关于伙伴系统算法的原理还是比较好理解的,这里不作复数。直接看下关键数据结构。
-
struct zone {
-
~~snip
-
struct free_area free_area[MAX_ORDER]; //每一阶以一个元素保存,平台最大11阶。
-
~~snip
-
};
可以看到每个zone都有它自己的free_area,效果如下图:
相关信息可以从/proc/buddyinfo读取到,各个值含义依次为节点号, zone类型,后面的值表示从0阶开始各个阶空闲的页数:
-
#cat/proc/buddyinfo
-
Node0, zone Normal 70 27
-
33 148 47 13 7 2
-
2 1 1
-
Node0, zone HighMem 0 1 1 2 2 0 0 0
-
0 0 0
-
struct free_area {
-
/*同样阶数保存到一个链表上 */
-
struct list_head free_list[MIGRATE_TYPES];
-
/*当前空闲页块的数目。*/
-
unsigned long nr_free;
-
};
效果如下图:
MIGRATE_TYPES是作为反碎片的一种机制,专有名叫迁移类型。大概的原理就是将伙伴系统的内存页分为几种类型,有可移动,不可移动,可回收等,同一类型的页放在一个区域,如不可回收的页不能放在可移动类型区域,这样对可以移动区域,伙伴系统就可以回收了。
-
enum {
-
MIGRATE_UNMOVABLE,
-
MIGRATE_RECLAIMABLE,
-
MIGRATE_MOVABLE,
-
MIGRATE_PCPTYPES, /* the number of types on the pcp lists */
-
MIGRATE_RESERVE = MIGRATE_PCPTYPES,
-
#ifdef CONFIG_CMA
-
MIGRATE_CMA,
-
#endif
-
MIGRATE_ISOLATE, /* can't allocate from here */
-
MIGRATE_TYPES
-
};
MIGRATE_UNMOVABLE:不可移动页,在内存中有固定位置,不能移动。核心内核分配的大部分内存属于此类。

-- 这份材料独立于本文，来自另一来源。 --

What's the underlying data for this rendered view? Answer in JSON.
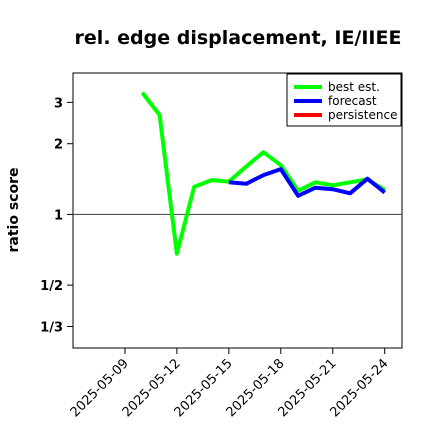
{
  "chart_data": {
    "type": "line",
    "title": "rel. edge displacement, IE/IIEE",
    "xlabel": "",
    "ylabel": "ratio score",
    "y_scale": "log",
    "ylim": [
      0.27,
      4.0
    ],
    "xlim": [
      "2025-05-06",
      "2025-05-25"
    ],
    "y_ticks": [
      {
        "value": 3,
        "label": "3"
      },
      {
        "value": 2,
        "label": "2"
      },
      {
        "value": 1,
        "label": "1"
      },
      {
        "value": 0.5,
        "label": "1/2"
      },
      {
        "value": 0.3333,
        "label": "1/3"
      }
    ],
    "x_ticks": [
      {
        "date": "2025-05-09",
        "label": "2025-05-09",
        "color": "#000000"
      },
      {
        "date": "2025-05-12",
        "label": "2025-05-12",
        "color": "#000000"
      },
      {
        "date": "2025-05-15",
        "label": "2025-05-15",
        "color": "#008000"
      },
      {
        "date": "2025-05-18",
        "label": "2025-05-18",
        "color": "#000000"
      },
      {
        "date": "2025-05-21",
        "label": "2025-05-21",
        "color": "#000000"
      },
      {
        "date": "2025-05-24",
        "label": "2025-05-24",
        "color": "#000000"
      }
    ],
    "reference_line": 1,
    "legend_position": "top-right",
    "series": [
      {
        "name": "best est.",
        "color": "#00ff00",
        "points": [
          {
            "x": "2025-05-10",
            "y": 3.3
          },
          {
            "x": "2025-05-11",
            "y": 2.65
          },
          {
            "x": "2025-05-12",
            "y": 0.68
          },
          {
            "x": "2025-05-13",
            "y": 1.31
          },
          {
            "x": "2025-05-14",
            "y": 1.4
          },
          {
            "x": "2025-05-15",
            "y": 1.38
          },
          {
            "x": "2025-05-16",
            "y": 1.6
          },
          {
            "x": "2025-05-17",
            "y": 1.84
          },
          {
            "x": "2025-05-18",
            "y": 1.62
          },
          {
            "x": "2025-05-19",
            "y": 1.26
          },
          {
            "x": "2025-05-20",
            "y": 1.37
          },
          {
            "x": "2025-05-21",
            "y": 1.33
          },
          {
            "x": "2025-05-22",
            "y": 1.37
          },
          {
            "x": "2025-05-23",
            "y": 1.41
          },
          {
            "x": "2025-05-24",
            "y": 1.27
          }
        ]
      },
      {
        "name": "forecast",
        "color": "#0000ff",
        "points": [
          {
            "x": "2025-05-15",
            "y": 1.37
          },
          {
            "x": "2025-05-16",
            "y": 1.35
          },
          {
            "x": "2025-05-17",
            "y": 1.47
          },
          {
            "x": "2025-05-18",
            "y": 1.56
          },
          {
            "x": "2025-05-19",
            "y": 1.2
          },
          {
            "x": "2025-05-20",
            "y": 1.3
          },
          {
            "x": "2025-05-21",
            "y": 1.28
          },
          {
            "x": "2025-05-22",
            "y": 1.23
          },
          {
            "x": "2025-05-23",
            "y": 1.42
          },
          {
            "x": "2025-05-24",
            "y": 1.24
          }
        ]
      },
      {
        "name": "persistence",
        "color": "#ff0000",
        "points": []
      }
    ]
  }
}
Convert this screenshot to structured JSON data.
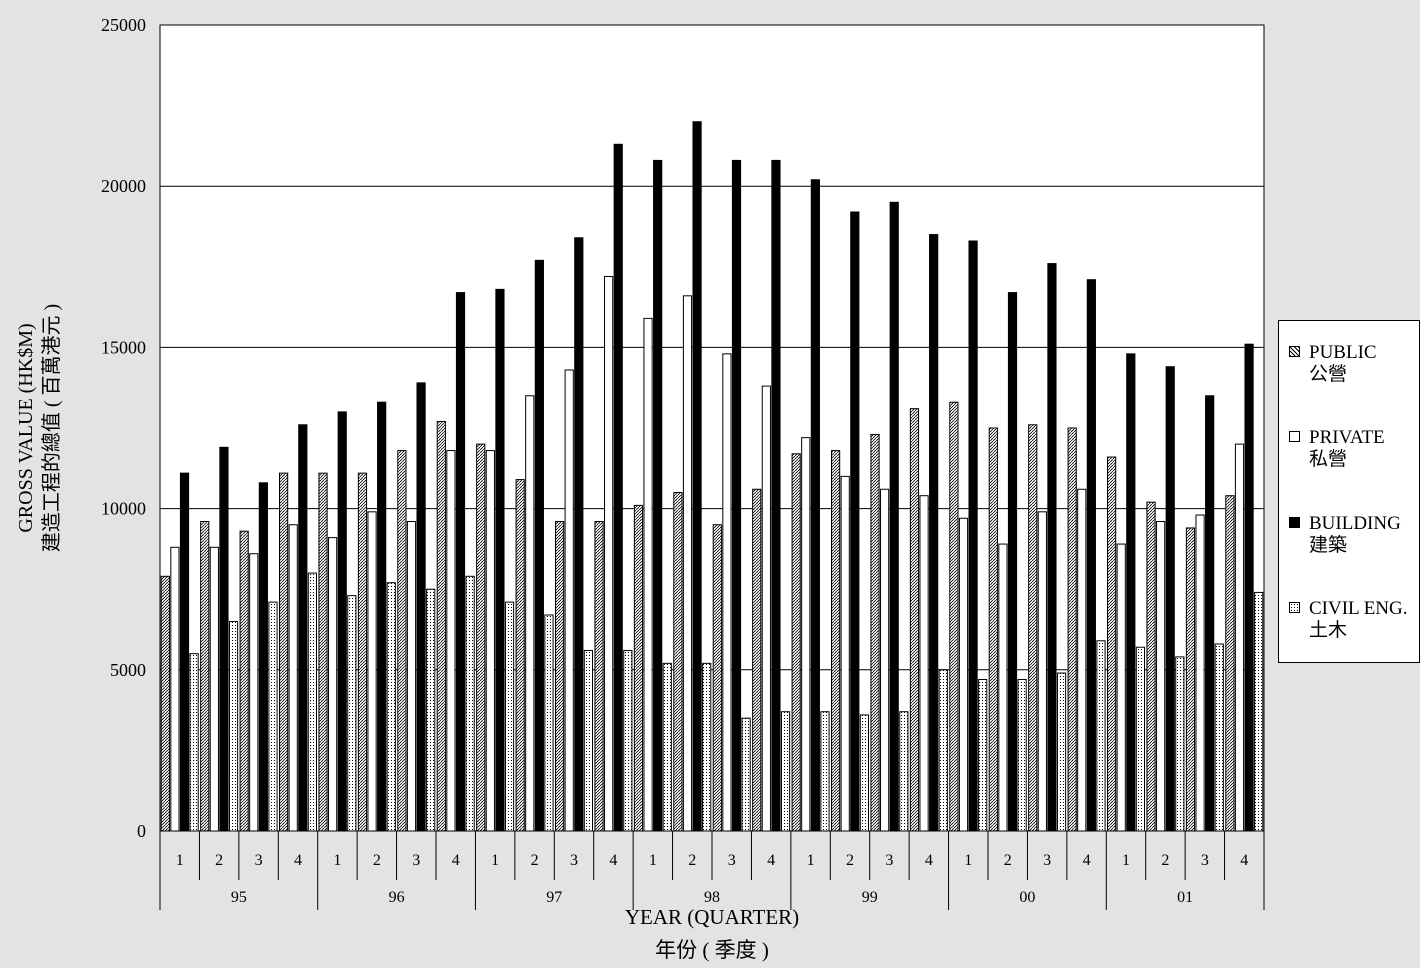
{
  "chart_data": {
    "type": "bar",
    "ylabel": "GROSS VALUE (HK$M)",
    "ylabel_zh": "建造工程的總值 ( 百萬港元 )",
    "xlabel": "YEAR (QUARTER)",
    "xlabel_zh": "年份 ( 季度 )",
    "ylim": [
      0,
      25000
    ],
    "yticks": [
      "0",
      "5000",
      "10000",
      "15000",
      "20000",
      "25000"
    ],
    "grid": true,
    "legend_position": "right",
    "years": [
      "95",
      "96",
      "97",
      "98",
      "99",
      "00",
      "01"
    ],
    "quarters": [
      "1",
      "2",
      "3",
      "4"
    ],
    "series": [
      {
        "name": "PUBLIC",
        "name_zh": "公營",
        "pattern": "hatched",
        "values": [
          7900,
          9600,
          9300,
          11100,
          11100,
          11100,
          11800,
          12700,
          12000,
          10900,
          9600,
          9600,
          10100,
          10500,
          9500,
          10600,
          11700,
          11800,
          12300,
          13100,
          13300,
          12500,
          12600,
          12500,
          11600,
          10200,
          9400,
          10400
        ]
      },
      {
        "name": "PRIVATE",
        "name_zh": "私營",
        "pattern": "white",
        "values": [
          8800,
          8800,
          8600,
          9500,
          9100,
          9900,
          9600,
          11800,
          11800,
          13500,
          14300,
          17200,
          15900,
          16600,
          14800,
          13800,
          12200,
          11000,
          10600,
          10400,
          9700,
          8900,
          9900,
          10600,
          8900,
          9600,
          9800,
          12000
        ]
      },
      {
        "name": "BUILDING",
        "name_zh": "建築",
        "pattern": "solid",
        "values": [
          11100,
          11900,
          10800,
          12600,
          13000,
          13300,
          13900,
          16700,
          16800,
          17700,
          18400,
          21300,
          20800,
          22000,
          20800,
          20800,
          20200,
          19200,
          19500,
          18500,
          18300,
          16700,
          17600,
          17100,
          14800,
          14400,
          13500,
          15100
        ]
      },
      {
        "name": "CIVIL ENG.",
        "name_zh": "土木",
        "pattern": "dotted",
        "values": [
          5500,
          6500,
          7100,
          8000,
          7300,
          7700,
          7500,
          7900,
          7100,
          6700,
          5600,
          5600,
          5200,
          5200,
          3500,
          3700,
          3700,
          3600,
          3700,
          5000,
          4700,
          4700,
          4900,
          5900,
          5700,
          5400,
          5800,
          7400
        ]
      }
    ]
  }
}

MIGRATE_RECLAIMABLE:可回收页,不能移动,但能删除。Kswapd内核线程会操作次区域。
MIGRATE_MOVABLE:可移动又可回收页,用户空间程序使用此类,通过页表映射实现,如果应用程序虚拟地址空间有变化,只要变化页表就可以了。
MIGRATE_RESERVE: 当系统内存相当少而且比较紧急时,才用到此区域。
MIGRATE_CMA:这个是为了避免预留大块内存实现的,当需要大块内存的时候如audio/camera等,它可以被使用;当小内存申请需要时,它也可以被使用,避免了pmem/ion的弊端,不过似乎要基于DMA。后面打算用一篇文章来分析cma.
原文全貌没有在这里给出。